OBSESSED WITH KEATON
But now I’m not (good thing too!) in fact that obsession lasted around 1 month AT THE MOST and it has had the most diary coverage of any other even next to the gabe thing, but that doesn’t count because the gabe thing was a 8.5 months on 10 page thing and keaton was 1 month to 10+ pages. And I can still see the things in Keaton that I used to like in him, like he’s so…my friends would say cocky… but I think it’s more of a self-confidence thing

Although, I can definitely see cockiness which could very easily be a sign of low self-esteem and Colby isn’t like that. Gosh, i wish I could totally have his attitude and just be like “If you don’t like the way i act, dress, talk…whatever…then fuck you” cuz that’s how I should be I should be like “I’m cool just because I am” but a lot of time I feel like my grades are who I am, and its so hard to figure out that i’m more than just 7 letters on a piece of paper… for that matter it’s just 1 letter 7 times, but when you throw in a B it’s like I think the world is coming to an end. It’s neurotic, but I just can’t break that habit.

The other night I was on the phone with Colby and we talked for a good portion of an hour just about how I’m feeling about all of this crap. It’s such a hard thing to explain to anyone but he understands and even if there are things that he doesn’t understand he is still there for me and very supportive of how I feel. Most importantly, he doesn’t tell me that I don’t really feel like that, and he believes me when I tell him that I’m depressed. Which is one thing I don’t think Nicole or Allison ever did.

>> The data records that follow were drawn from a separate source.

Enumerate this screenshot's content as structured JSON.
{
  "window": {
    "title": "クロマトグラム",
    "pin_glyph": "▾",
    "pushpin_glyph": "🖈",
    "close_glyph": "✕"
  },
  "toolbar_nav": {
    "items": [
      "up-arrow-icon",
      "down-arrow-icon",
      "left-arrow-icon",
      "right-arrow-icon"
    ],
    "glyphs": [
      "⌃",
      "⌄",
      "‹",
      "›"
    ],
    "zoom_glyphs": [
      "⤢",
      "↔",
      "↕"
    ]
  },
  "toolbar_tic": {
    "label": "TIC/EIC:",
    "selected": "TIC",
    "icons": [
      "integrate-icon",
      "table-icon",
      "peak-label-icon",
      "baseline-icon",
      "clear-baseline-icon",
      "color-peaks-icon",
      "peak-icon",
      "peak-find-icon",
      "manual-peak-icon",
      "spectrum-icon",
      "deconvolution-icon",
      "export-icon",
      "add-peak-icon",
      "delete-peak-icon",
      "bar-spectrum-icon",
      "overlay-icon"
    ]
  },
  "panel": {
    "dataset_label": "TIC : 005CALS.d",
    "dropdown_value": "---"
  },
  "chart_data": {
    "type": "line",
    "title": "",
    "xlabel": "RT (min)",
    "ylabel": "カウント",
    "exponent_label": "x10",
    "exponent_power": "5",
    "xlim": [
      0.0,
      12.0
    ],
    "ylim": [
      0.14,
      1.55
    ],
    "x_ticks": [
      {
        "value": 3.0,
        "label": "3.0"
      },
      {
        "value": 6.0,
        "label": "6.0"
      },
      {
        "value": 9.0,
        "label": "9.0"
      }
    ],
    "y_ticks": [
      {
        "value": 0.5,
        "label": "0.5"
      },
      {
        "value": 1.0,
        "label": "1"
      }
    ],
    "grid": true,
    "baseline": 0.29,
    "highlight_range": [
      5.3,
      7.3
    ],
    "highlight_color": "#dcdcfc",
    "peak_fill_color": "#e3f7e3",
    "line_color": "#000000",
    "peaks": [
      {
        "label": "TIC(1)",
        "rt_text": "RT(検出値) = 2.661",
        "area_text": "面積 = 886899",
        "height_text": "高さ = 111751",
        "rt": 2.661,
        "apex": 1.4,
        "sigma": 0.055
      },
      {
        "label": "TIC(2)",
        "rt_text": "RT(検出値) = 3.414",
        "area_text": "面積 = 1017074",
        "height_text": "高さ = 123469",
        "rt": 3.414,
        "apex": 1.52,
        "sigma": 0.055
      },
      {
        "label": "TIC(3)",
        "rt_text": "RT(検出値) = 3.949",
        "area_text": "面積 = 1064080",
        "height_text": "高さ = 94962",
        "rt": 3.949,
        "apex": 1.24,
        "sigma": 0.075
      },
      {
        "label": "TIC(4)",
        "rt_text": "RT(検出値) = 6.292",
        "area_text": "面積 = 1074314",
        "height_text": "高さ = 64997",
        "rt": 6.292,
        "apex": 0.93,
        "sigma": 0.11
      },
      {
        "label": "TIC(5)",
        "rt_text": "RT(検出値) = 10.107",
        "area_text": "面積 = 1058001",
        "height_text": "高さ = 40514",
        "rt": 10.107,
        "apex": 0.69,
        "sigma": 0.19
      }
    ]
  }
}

We could add Gabe to the list of peoples that didn’t believe me, except that he did believe me that I was depressed he just thought that I was doing it to ruin his life. And we all know ::rolls eyes:: that was what i was doing it for. I wanted him to be the guy who is dating

THE MOST DEPRESSED GIRL IN SCHOOL

He was the type of boy that, like i said earlier, was imature and he had to “in with the in crowd” no matter what that meant…even when he had to use me as a bragging right. It just kind of pisses me off that he never really gave a damn about me. and it also pisses me off that i just took that. Damn, all the times that I wanted to just tell him to go away and never talk to me again. I should’ve listened to myself, but then I don’t know what part of me wanted to keep him. Because my brain was like “He’s using you” my heart was like “He’s mean” I think it was my psyche saying “You gave a lot of yourself to him” that kept me with him for so long, but, man, he didn’t deserve me. And I can say that and not be lying because EVERY person on the planet deserves the upmost respect. another part of me said “well he’ll grow out of it” but… look at his brother

Kevin is 21, from what i understand has the brains to be basically anything he wants to be but yet he spends all of his time drinking and **trying** to get some. Why would one waste there life like that? Or at least he could make himself a good role model. Because Gabe looks up to him SO incredible much. And there is alcoholism in the family so he should be a bit worried about spending \\$80 on alcohol for his 21st birthday… honestly… the child should wake up and grow a brain that is above his neck.